His private space soon becomes peopled by those persecuting or admiring him. A story of fantastical proportions unfolds as this summit hideout is fully stocked by its pubescent dreamweavers. Willing or unwilling, every boy or girl soon enthuses in their contribution to a tale of medieval magic and mayhem.

>>'The cast ably refocused the audience onto their energetic and spirited delivery'

Although the enunciation was at times an uneven spectrum-sampling of British accents, the cast ably refocused the audience onto their energetic and spirited delivery. Stamping and posturing, the refreshing cast delivered an enjoyable afternoon romp. Significantly, the performance's success hinged very much on the minor characters. With a slavish but unrequited affection toward a certain male-other, Carol (Kate Naughton) endeared herself as the wannabe bimbo who finally made good. Sidekicks in their own right, Speed (Ben Matthews) and Buzz (Zachary Mosalle), added that extra dash that lifted the play to its comic high points.

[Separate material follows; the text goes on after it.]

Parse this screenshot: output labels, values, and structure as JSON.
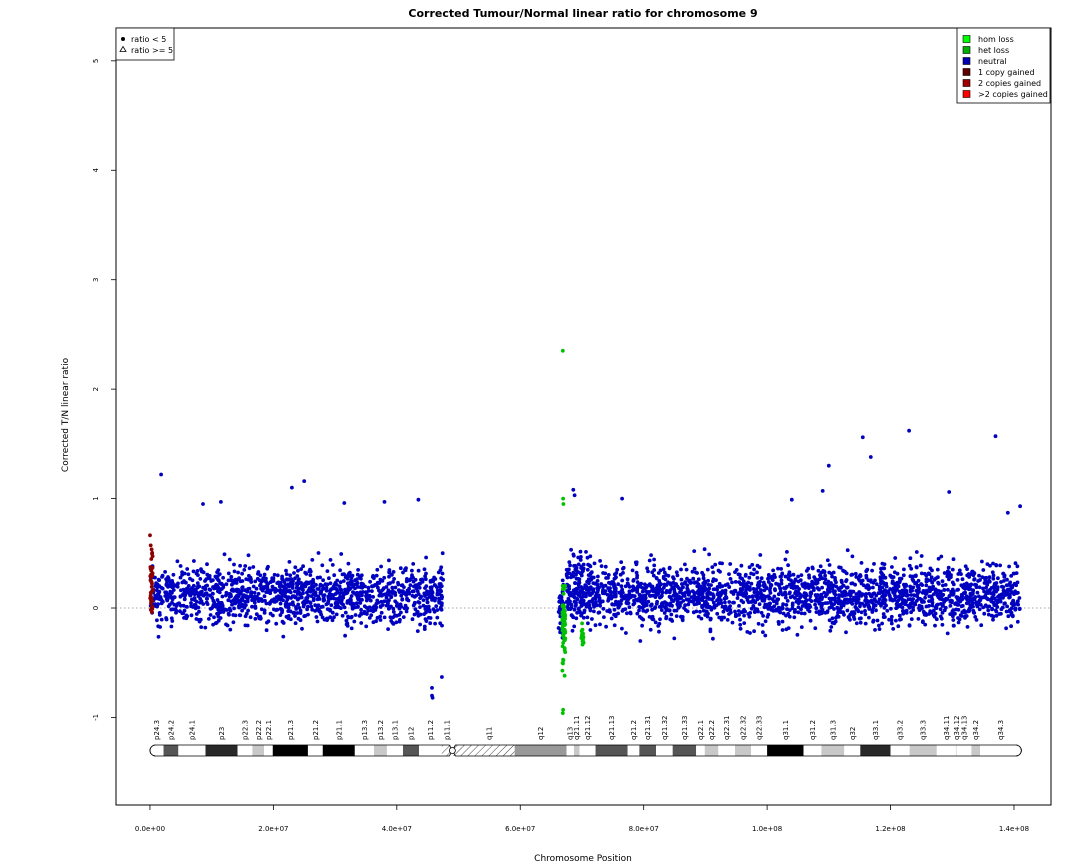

While the audience comprised mainly secondary school girls, I thought the play would easily have appealed to adults not too hung up about deconstructive social commentaries minus linear narrative. After all, scriptwriter Philip Ridley manages to work darker shades of abortion, guilt and familial estrangement into the broader comic brushstrokes of peer-acceptance, puppy-love and playacting.

A good fairytale somehow breaks free of its context of creation to settle in other fertile minds, borne aloft by the wings of fanciful fun. SPARKLESHARK manages to do just that, standing out as a whimsical bauble in a flea market stall.